I think I killed it. Diskeeper™ could locate, identify, and defragment the virus, but you cannot take direct action from that program. I had to do three forced re-boots this morning before the thing disappeared, but purging the system restore points unprotected the files, and the updated McAfee™ program apparently eliminated the nasty little bug. Despite the socialist predations of the Manchurian Candidate and his Congressional myrmidons, I cannot find solace in my fine Kentucky whiskey this month. That budget is blown; I have to go pay the piper over at McAfee.com. Better to be sober and virus-free than to sit here hammered while some basement-dwelling creature drives my computer without me setting a finger to the keyboard. It's money well spent if I don't have to go through this again.

I did not post the comments to the most recent post at UPI. All e-mail went to Internet Hell as soon as it arrived. Since I'm running a week behind, this letter is doubtless going to become my latest blog post. Osama Bamalama is moving too fast for me to keep up. There's a headbanger song with a refrain of "Let the bodies hit the floor!"—all I can understand of the lyrics. I don't do crank and oxycontin, so most of that yowling and growling is lost on me. I like the guitar riffs, though. I want to see how this 63% approval rating for The Manchurian Candidate shakes out when the bodies literally start hitting the floor and he's whining for the UN to write someone a letter telling them how really, really angry we are.

Hide somewhere and watch.

This could have been an attack by a drug-peddling Hindu telemarketer who got tag-teamed by the little woman and me some weeks ago. It might have been someone who disagrees with my [conservative] Libertarian point of view. Or, it might just have been one of the princes of Africa who send me those letters fishing in the wrong pond and promising millions of $USD if I'll only send them my phone numbers, bank account codes, PINs, and my Social Security number.

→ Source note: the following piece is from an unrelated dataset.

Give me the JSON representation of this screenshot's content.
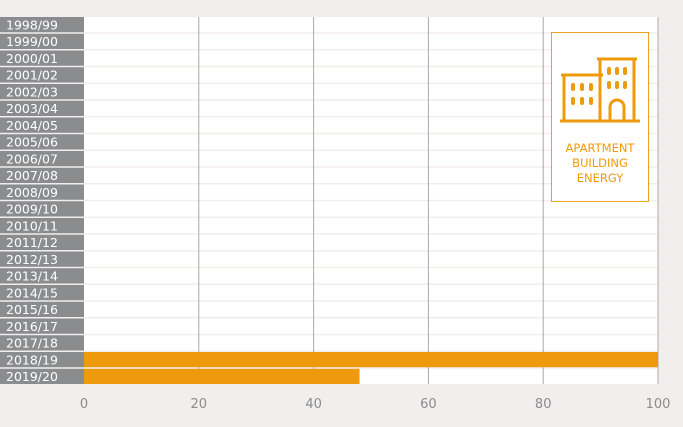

A word to my wise friends online: please be judicious about sending me e-mails. If I have been remiss about replying or acknowledging communications in the past, I am now obsessive about not doing so. I don't open any attachments unless you know the Secret Squirrel unlisted phone number, and call to tell me I should peek at your—safe—attachment . Previously, my attention to online shenanigans has been dictated by ignorance, apathy, and indifference: "I don't know, I don't care, and it doesn't matter anyhow." Interspersed with that are the occasional bows to health matters. Now, I'm proactively hostile towards my e-mail, so be gentle with me when you write. I have too many firewalls and too much virus protection now; lag time on all my programs is, like, forever while they get scanned.

3 Comments:

Blogger camojack said...

That punishment may be a bit extreme...but I certainly understand why you feel that way.

April 09, 2009 2:55 AM  
Blogger Hawkeye® said...

Wow! Sorry to hear about your virus "adventures". I was personally invaded by some kind of bug last weekend. Spent most of both days in bed, and didn't go to work on Monday. I shouldn't have gone to work on Tuesday or Wednesday either. Thursday, Friday and today, I woke up with laryngitis. I'm still occasionally coughing and blowing my nose. I can't wait for this thing to be over.

Anyway, I'm not complaining. Some people have things a lot worse. Fred Sinclair gave me a lesson in humility. Good Luck with HAL-9000 Mark II.

April 11, 2009 10:02 AM  
Anonymous Anonymous said...

I like seeing an individual who isn't conflicted about what constitutes torture.